Many consider him as a personification of the noble qualities of the

working class and as a shining example of the great spirit of communism.

This battle to save life will eventually be won. The fact that Lao Chiu

has lived until now is already a medical marvel. He has passed through

one crisis after another and later he may face still more. But he will

certainly live. Blind faith in established experience has been

shattered, outmoded regulations have been smashed.
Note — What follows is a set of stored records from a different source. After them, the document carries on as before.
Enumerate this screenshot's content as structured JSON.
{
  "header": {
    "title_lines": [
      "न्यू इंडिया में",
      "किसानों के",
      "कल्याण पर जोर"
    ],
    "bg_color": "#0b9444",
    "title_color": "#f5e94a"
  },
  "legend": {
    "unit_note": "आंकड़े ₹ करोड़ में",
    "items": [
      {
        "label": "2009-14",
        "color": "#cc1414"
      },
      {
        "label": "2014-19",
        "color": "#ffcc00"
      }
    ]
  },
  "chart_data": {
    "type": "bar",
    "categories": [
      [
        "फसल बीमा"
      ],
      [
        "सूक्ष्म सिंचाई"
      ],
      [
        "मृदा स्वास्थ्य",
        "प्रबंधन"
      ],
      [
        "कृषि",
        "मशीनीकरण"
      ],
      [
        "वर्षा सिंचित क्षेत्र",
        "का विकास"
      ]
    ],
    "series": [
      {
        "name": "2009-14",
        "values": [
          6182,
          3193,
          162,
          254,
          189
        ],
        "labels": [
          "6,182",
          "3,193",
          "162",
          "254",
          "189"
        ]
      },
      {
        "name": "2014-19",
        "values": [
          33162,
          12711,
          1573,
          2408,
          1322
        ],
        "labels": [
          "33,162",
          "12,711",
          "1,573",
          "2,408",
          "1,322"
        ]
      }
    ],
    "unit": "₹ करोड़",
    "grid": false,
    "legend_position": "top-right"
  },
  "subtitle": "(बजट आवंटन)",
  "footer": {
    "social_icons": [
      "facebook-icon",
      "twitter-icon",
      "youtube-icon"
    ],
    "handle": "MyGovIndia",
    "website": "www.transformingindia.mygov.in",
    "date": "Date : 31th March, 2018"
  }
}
The Kwangtze Hospital

in Shanghai has really waged and won two battles: a critically burned

patient lives, while the doctors who were healing the patient have been

educated by him. The malady of the doctors was by no means lighter than

the patient’s burns for the disease of these intellectuals was in their

minds and had been there for a considerable length of time. If any

intellectual were in Lao Chiu’s place and compared himself with this

worker, he would certainly realize his own limitations. When he analyzed

his own problems he would be willing to correct them.

This battle for life is pushing forward the whole of Kwangtze Hospital,

and the whole medical profession of Shanghai. The fact that this battle

has been so victorious and has had such a great influence, is not due to

any individual doctor’s effort. In such an arduous struggle, the role of

the individual is very limited. Let me recall the words of the secretary

of the Party committee of the Shanghai No 2 Medical College: “Only when

the masses were aroused under the leadership of the Party, with one mind

and one goal, could such a force be generated.”

Therefore although the writer of the scenario had made Lao Chiu the

leading character of his play, what he emphasized was the role of the

people, of the masses of socialist society.

July 9 1958.

 

[1] This worker, Liu Sse-hsiao, died on the eleventh day after his

admission to the hospital. His loss saddened the staff, but they had

kept him alive eight days longer than had been thought possible, and

this made them more determined than ever to save Chiu Tsai-kang — Ed.